Case ID 17-1037
Published 2017
Industry Code 391
Subject General management

Abstract Tata Consultancy Services (TCS) is the biggest and oldest IT Consultancy Services firm in India, established in 1968, with FY2014 revenue of US$13.4 billion and over 300,000 employees. Worldwide, it is listed in the 10th position of IT service companies by revenue, other major players being IBM, HP, Accenture and Fujitsu. Realizing the potential of Japanese IT market which is second largest worldwide and valued at over $125 billion, TCS established a fully owned subsidiary in Japan early on in 1987 itself.
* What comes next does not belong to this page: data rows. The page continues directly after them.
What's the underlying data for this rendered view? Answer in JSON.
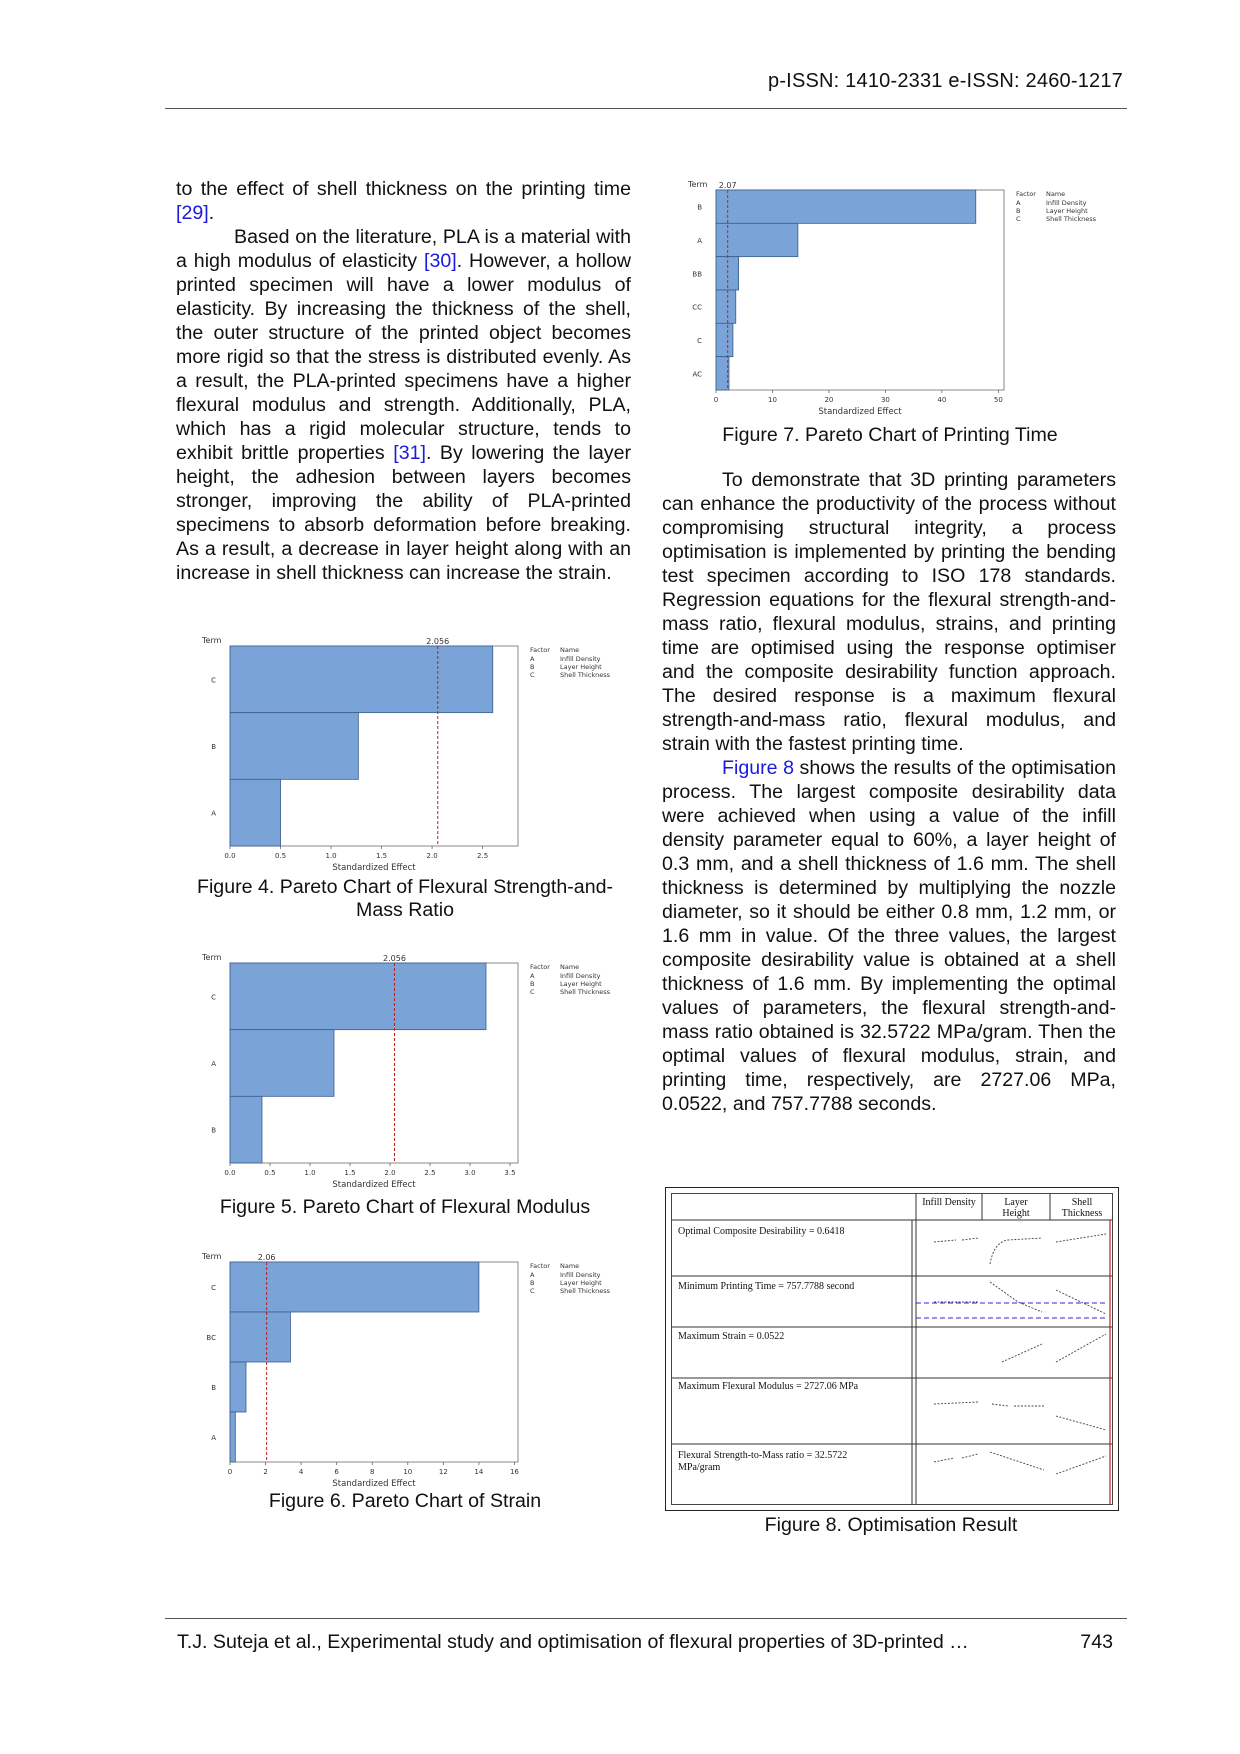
{
  "header": {
    "issn": "p-ISSN: 1410-2331  e-ISSN: 2460-1217"
  },
  "left_column": {
    "p1_a": "to the effect of shell thickness on the printing time ",
    "p1_cite": "[29]",
    "p1_b": ".",
    "p2_a": "Based on the literature, PLA is a material with a high modulus of elasticity ",
    "p2_cite1": "[30]",
    "p2_b": ". However, a hollow printed specimen will have a lower modulus of elasticity. By increasing the thickness of the shell, the outer structure of the printed object becomes more rigid so that the stress is distributed evenly. As a result, the PLA-printed specimens have a higher flexural modulus and strength. Additionally, PLA, which has a rigid molecular structure, tends to exhibit brittle properties ",
    "p2_cite2": "[31]",
    "p2_c": ". By lowering the layer height, the adhesion between layers becomes stronger, improving the ability of PLA-printed specimens to absorb deformation before breaking. As a result, a decrease in layer height along with an increase in shell thickness can increase the strain."
  },
  "right_column": {
    "p1": "To demonstrate that 3D printing parameters can enhance the productivity of the process without compromising structural integrity, a process optimisation is implemented by printing the bending test specimen according to ISO 178 standards. Regression equations for the flexural strength-and-mass ratio, flexural modulus, strains, and printing time are optimised using the response optimiser and the composite desirability function approach. The desired response is a maximum flexural strength-and-mass ratio, flexural modulus, and strain with the fastest printing time.",
    "p2_cite": "Figure 8",
    "p2_b": " shows the results of the optimisation process. The largest composite desirability data were achieved when using a value of the infill density parameter equal to 60%, a layer height of 0.3 mm, and a shell thickness of 1.6 mm. The shell thickness is determined by multiplying the nozzle diameter, so it should be either 0.8 mm, 1.2 mm, or 1.6 mm in value. Of the three values, the largest composite desirability value is obtained at a shell thickness of 1.6 mm. By implementing the optimal values of parameters, the flexural strength-and-mass ratio obtained is 32.5722 MPa/gram. Then the optimal values of flexural modulus, strain, and printing time, respectively, are 2727.06 MPa, 0.0522, and 757.7788 seconds."
  },
  "legend": {
    "title_factor": "Factor",
    "title_name": "Name",
    "rows": [
      [
        "A",
        "Infill Density"
      ],
      [
        "B",
        "Layer Height"
      ],
      [
        "C",
        "Shell Thickness"
      ]
    ]
  },
  "axis_common": {
    "term": "Term",
    "xlabel": "Standardized Effect"
  },
  "captions": {
    "fig4": "Figure 4. Pareto Chart of Flexural Strength-and-Mass Ratio",
    "fig5": "Figure 5. Pareto Chart of Flexural Modulus",
    "fig6": "Figure 6. Pareto Chart of Strain",
    "fig7": "Figure 7. Pareto Chart of Printing Time",
    "fig8": "Figure 8. Optimisation Result"
  },
  "optimisation": {
    "col_headers": [
      "Infill Density",
      "Layer Height",
      "Shell Thickness"
    ],
    "rows": [
      "Optimal Composite Desirability = 0.6418",
      "Minimum Printing Time = 757.7788 second",
      "Maximum Strain = 0.0522",
      "Maximum Flexural Modulus = 2727.06 MPa",
      "Flexural Strength-to-Mass ratio = 32.5722 MPa/gram"
    ]
  },
  "footer": {
    "citation": "T.J. Suteja et al., Experimental study and optimisation of flexural properties of 3D-printed …",
    "page": "743"
  },
  "colors": {
    "bar": "#7aa3d8",
    "bar_edge": "#3a5c8c",
    "ref_line": "#c0201a",
    "link": "#1a1adc"
  },
  "chart_data": [
    {
      "id": "fig4",
      "type": "bar",
      "orientation": "horizontal",
      "categories": [
        "C",
        "B",
        "A"
      ],
      "values": [
        2.6,
        1.27,
        0.5
      ],
      "reference": 2.056,
      "reference_label": "2.056",
      "xlim": [
        0,
        2.85
      ],
      "xticks": [
        "0.0",
        "0.5",
        "1.0",
        "1.5",
        "2.0",
        "2.5"
      ],
      "xtick_values": [
        0,
        0.5,
        1.0,
        1.5,
        2.0,
        2.5
      ],
      "ylabel": "Term",
      "xlabel": "Standardized Effect",
      "legend": "right"
    },
    {
      "id": "fig5",
      "type": "bar",
      "orientation": "horizontal",
      "categories": [
        "C",
        "A",
        "B"
      ],
      "values": [
        3.2,
        1.3,
        0.4
      ],
      "reference": 2.056,
      "reference_label": "2.056",
      "xlim": [
        0,
        3.6
      ],
      "xticks": [
        "0.0",
        "0.5",
        "1.0",
        "1.5",
        "2.0",
        "2.5",
        "3.0",
        "3.5"
      ],
      "xtick_values": [
        0,
        0.5,
        1.0,
        1.5,
        2.0,
        2.5,
        3.0,
        3.5
      ],
      "ylabel": "Term",
      "xlabel": "Standardized Effect",
      "legend": "right"
    },
    {
      "id": "fig6",
      "type": "bar",
      "orientation": "horizontal",
      "categories": [
        "C",
        "BC",
        "B",
        "A"
      ],
      "values": [
        14.0,
        3.4,
        0.9,
        0.3
      ],
      "reference": 2.06,
      "reference_label": "2.06",
      "xlim": [
        0,
        16.2
      ],
      "xticks": [
        "0",
        "2",
        "4",
        "6",
        "8",
        "10",
        "12",
        "14",
        "16"
      ],
      "xtick_values": [
        0,
        2,
        4,
        6,
        8,
        10,
        12,
        14,
        16
      ],
      "ylabel": "Term",
      "xlabel": "Standardized Effect",
      "legend": "right"
    },
    {
      "id": "fig7",
      "type": "bar",
      "orientation": "horizontal",
      "categories": [
        "B",
        "A",
        "BB",
        "CC",
        "C",
        "AC"
      ],
      "values": [
        46.0,
        14.5,
        4.0,
        3.5,
        3.0,
        2.3
      ],
      "reference": 2.07,
      "reference_label": "2.07",
      "xlim": [
        0,
        51
      ],
      "xticks": [
        "0",
        "10",
        "20",
        "30",
        "40",
        "50"
      ],
      "xtick_values": [
        0,
        10,
        20,
        30,
        40,
        50
      ],
      "ylabel": "Term",
      "xlabel": "Standardized Effect",
      "legend": "right"
    }
  ]
}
However various cultural, geographical and language barriers has prevented TCS from duplicating its tremendous success in western markets. Competition from Chinese companies, who are more familiar with the country seems to be a losing battle and new entrants from Vietnam were catching up. In this scenario, in 2014, one of the major conglomerates in Japan, Mitsubishi Corporation put forward an offer for a Joint Venture to be established between the two firms. The case looks at this offer from Mitsubishi from the viewpoint of the CEO of TCS, Mr.Chandra. The core decision to be taken is whether to continue in Japanese market by itself or to align with Mitsubishi, one of the major players in Japanese business. Aligning with Mitsubishi could ensure better market penetration but it will mean surrendering the autonomy and profitability that TCS currently enjoyed. Mr. Chandra has to decide whether the proposed alliance is a merger of equals or more a sale of the Japanese branch of the Indian IT firm to a strong suitor. Another option for consideration of TCS is to acquire another medium sized Japanese company which can provide local expertize, at the same time maintaining the ownership advantage.